The plane was flying from Kuala Lumpur to Beijing early on Saturday when it lost contact with ground controllers and civilian radar.

The Wall Street Journal newspaper quoted US investigators as saying they suspected the plane remained in the air for about four hours after its last confirmed contact, citing data from the plane’s engines that are automatically transmitted to the ground as part of a routine maintenance programme.

Mr Hishammuddin said the government had contacted Boeing and Rolls-Royce, the engine manufacturer, and both said the last data was received at 1.07am – around 23 minutes before the plane lost contact.

But asked if it were possible that the plane kept flying for several hours, Mr Hishammuddin said: “Of course, we can’t rule anything out. This is why we have extended the search.”
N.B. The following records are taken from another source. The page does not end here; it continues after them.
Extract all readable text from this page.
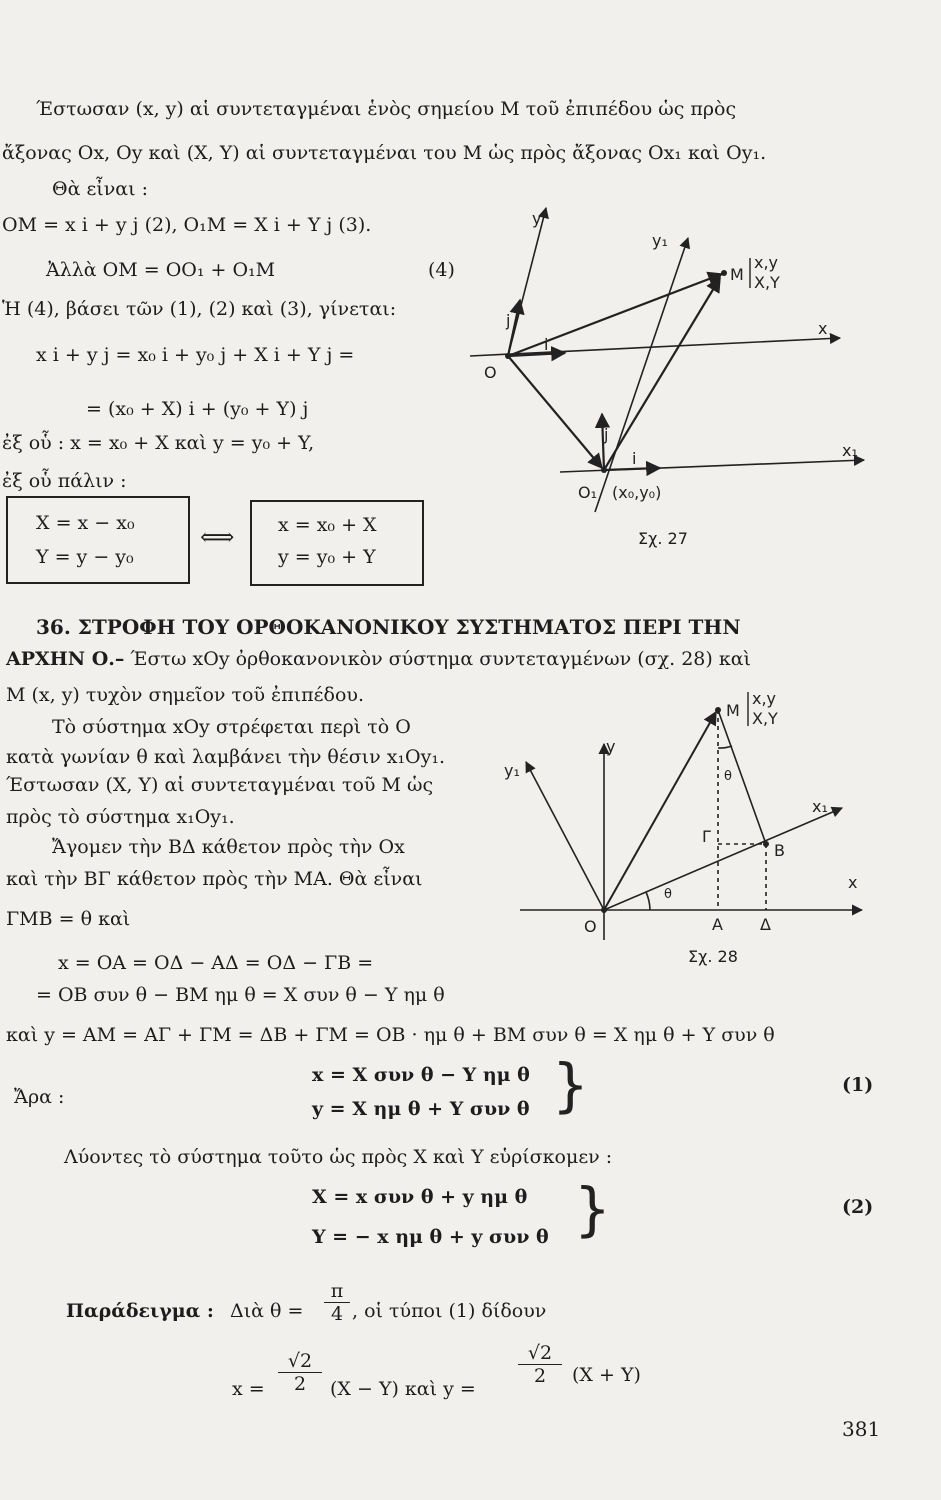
Έστωσαν (x, y) αἱ συντεταγμέναι ἑνὸς σημείου Μ τοῦ ἐπιπέδου ὡς πρὸς
ἄξονας Ox, Oy καὶ (X, Y) αἱ συντεταγμέναι του Μ ὡς πρὸς ἄξονας Ox₁ καὶ Oy₁.
Θὰ εἶναι :
OM = x i + y j (2), O₁M = X i + Y j (3).
Ἀλλὰ OM = OO₁ + O₁M	(4)
Ἡ (4), βάσει τῶν (1), (2) καὶ (3), γίνεται:
x i + y j = x₀ i + y₀ j + X i + Y j =
= (x₀ + X) i + (y₀ + Y) j
ἐξ οὗ : x = x₀ + X καὶ y = y₀ + Y,
ἐξ οὗ πάλιν :
X = x − x₀
Y = y − y₀
⟺ x = x₀ + X
y = y₀ + Y
y
y₁
x
x₁
O
O₁ (x₀,y₀)
M
x,y
X,Y
i
j
i
j
Σχ. 27
36. ΣΤΡΟΦΗ ΤΟΥ ΟΡΘΟΚΑΝΟΝΙΚΟΥ ΣΥΣΤΗΜΑΤΟΣ ΠΕΡΙ ΤΗΝ
ΑΡΧΗΝ Ο.– Έστω xOy ὀρθοκανονικὸν σύστημα συντεταγμένων (σχ. 28) καὶ
Μ (x, y) τυχὸν σημεῖον τοῦ ἐπιπέδου.
Τὸ σύστημα xOy στρέφεται περὶ τὸ Ο
κατὰ γωνίαν θ καὶ λαμβάνει τὴν θέσιν x₁Oy₁.
Έστωσαν (X, Y) αἱ συντεταγμέναι τοῦ Μ ὡς
πρὸς τὸ σύστημα x₁Oy₁.
Ἄγομεν τὴν ΒΔ κάθετον πρὸς τὴν Οx
καὶ τὴν ΒΓ κάθετον πρὸς τὴν ΜΑ. Θὰ εἶναι
ΓMB = θ καὶ
y
y₁
x
x₁
O
M
x,y
X,Y
Γ
B
A Δ
θ
θ
Σχ. 28
x = OA = OΔ − AΔ = OΔ − ΓB =
= OB συν θ − BM ημ θ = X συν θ − Y ημ θ
καὶ y = AM = AΓ + ΓM = ΔB + ΓM = OB · ημ θ + BM συν θ = X ημ θ + Y συν θ
Ἄρα :
x = X συν θ − Y ημ θ
y = X ημ θ + Y συν θ }	(1)
Λύοντες τὸ σύστημα τοῦτο ὡς πρὸς Χ καὶ Υ εὑρίσκομεν :
X = x συν θ + y ημ θ
Y = − x ημ θ + y συν θ }	(2)
Παράδειγμα : Διὰ $\theta = \frac{\pi}{4}$ , οἱ τύποι (1) δίδουν
$x = \frac{√2}{2} (X - Y)$ καὶ y =
$\frac{√2}{2} (X + Y)$
381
He said the search had been widened into the Andaman Sea, and Malaysia is asking for radar data from neighbouring countries. India plans to deploy air and sea assets in the southern section of the sea to join the search.

Investigators have not ruled out any possible cause for the disappearance of the plane.
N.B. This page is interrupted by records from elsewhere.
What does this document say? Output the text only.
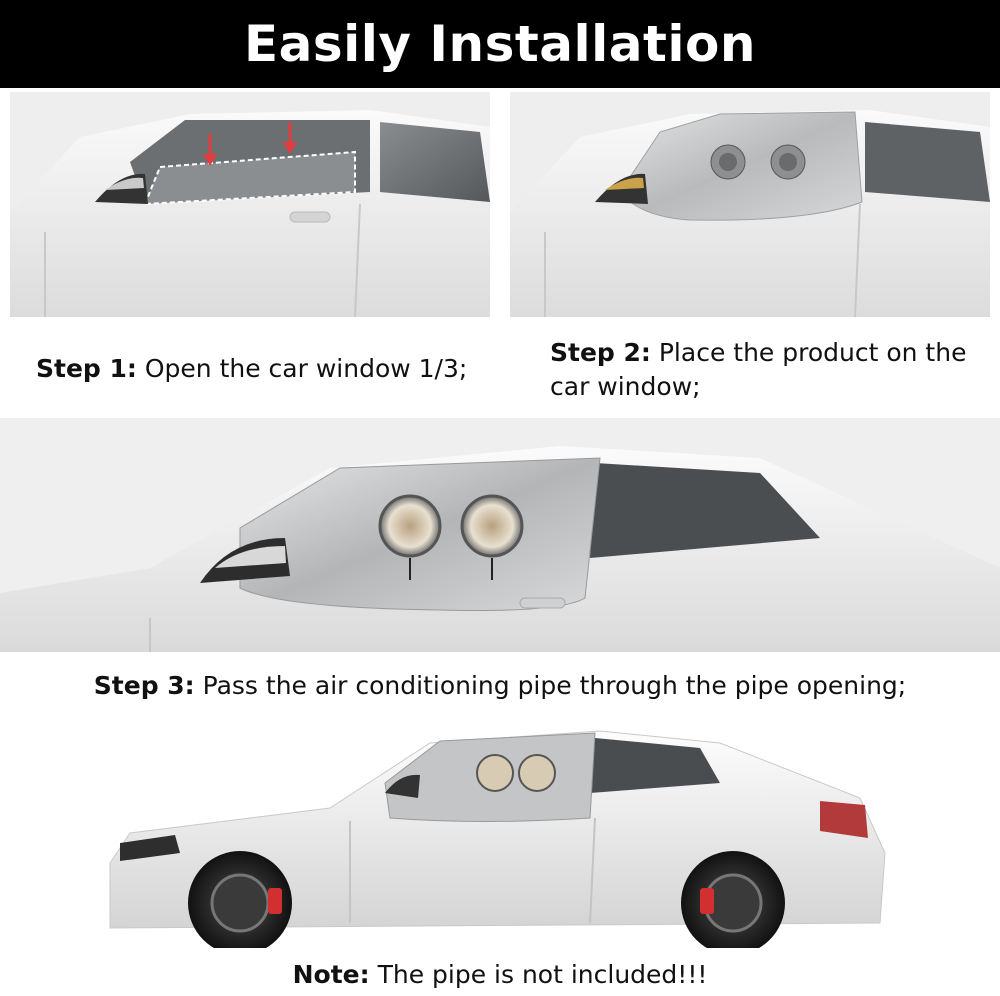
Easily Installation

Step 1: Open the car window 1/3;

Step 2: Place the product on the car window;

Step 3: Pass the air conditioning pipe through the pipe opening;

Note: The pipe is not included!!!
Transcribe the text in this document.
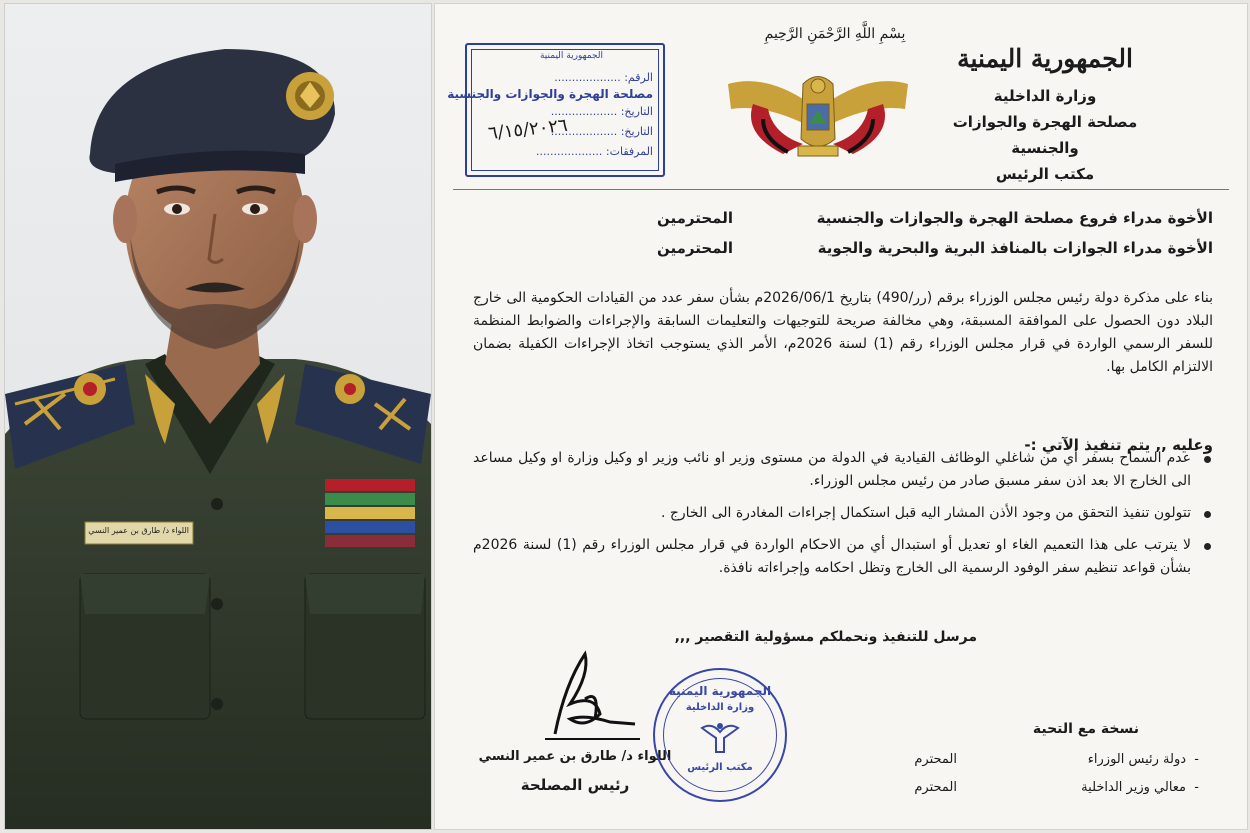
اللواء د/ طارق بن عمير النسي
الجمهورية اليمنية
وزارة الداخلية
مصلحة الهجرة والجوازات والجنسية
مكتب الرئيس
بِسْمِ اللَّهِ الرَّحْمَنِ الرَّحِيمِ
الجمهورية اليمنية
الرقم: ...................
مصلحة الهجرة والجوازات والجنسية
التاريخ: ...................
التاريخ: ...................
المرفقات: ...................
٦/١٥/٢٠٢٦
الأخوة مدراء فروع مصلحة الهجرة والجوازات والجنسية
المحترمين
الأخوة مدراء الجوازات بالمنافذ البرية والبحرية والجوية
المحترمين
بناء على مذكرة دولة رئيس مجلس الوزراء برقم (رر/490) بتاريخ 2026/06/1م بشأن سفر عدد من القيادات الحكومية الى خارج البلاد دون الحصول على الموافقة المسبقة، وهي مخالفة صريحة للتوجيهات والتعليمات السابقة والإجراءات والضوابط المنظمة للسفر الرسمي الواردة في قرار مجلس الوزراء رقم (1) لسنة 2026م، الأمر الذي يستوجب اتخاذ الإجراءات الكفيلة بضمان الالتزام الكامل بها.
وعليه ,, يتم تنفيذ الآتي :-
عدم السماح بسفر أي من شاغلي الوظائف القيادية في الدولة من مستوى وزير او نائب وزير او وكيل وزارة او وكيل مساعد الى الخارج الا بعد اذن سفر مسبق صادر من رئيس مجلس الوزراء.
تتولون تنفيذ التحقق من وجود الأذن المشار اليه قبل استكمال إجراءات المغادرة الى الخارج .
لا يترتب على هذا التعميم الغاء او تعديل أو استبدال أي من الاحكام الواردة في قرار مجلس الوزراء رقم (1) لسنة 2026م بشأن قواعد تنظيم سفر الوفود الرسمية الى الخارج وتظل احكامه وإجراءاته نافذة.
مرسل للتنفيذ ونحملكم مسؤولية التقصير ,,,
اللواء د/ طارق بن عمير النسي
رئيس المصلحة
الجمهورية اليمنية
وزارة الداخلية
مكتب الرئيس
نسخة مع التحية
-  دولة رئيس الوزراء
المحترم
-  معالي وزير الداخلية
المحترم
Experts say a massive failure knocking out its electrical systems, while unlikely, could explain why its transponders, which identify it to civilian radar systems and other planes nearby, were not working. Another possibility is that the pilot, or a passenger with some technical knowledge, switched off the transponders in the hope of flying undetected.

The jet had enough fuel to reach deep into the Indian Ocean.

Dozens of ships and aircraft from 12 nations have been searching the Gulf of Thailand and the strait, but no confirmed trace has been found. The search area has grown to 35,800 square miles – about the size of Portugal.

Experts say that if the plane crashed into the ocean then some debris should be floating on the surface, even if most of the jet is submerged. Past experience shows that finding the wreckage can take weeks or even longer, especially if the location of the plane is in doubt.

Malaysia’s air force chief said yesterday that an unidentified object appeared on military radar records about 200 miles north-west of Penang, Malaysia, and experts are analysing the data in an attempt to determine whether the blip is the missing plane.

More than two-thirds of those on board the plane were from China, and Beijing has voiced impatience at the absence of any results.

Chinese premier Li Keqiang said he would like to see better co-ordination among the countries involved in the search.

He said the passengers’ “families and friends are burning with anxiety, the Chinese government and Chinese people are all deeply concerned about their safety”.

He added: “As long as there is a glimmer of hope we will not stop searching for the plane.”

He said China had deployed eight ships and was using 10 satellites in the search.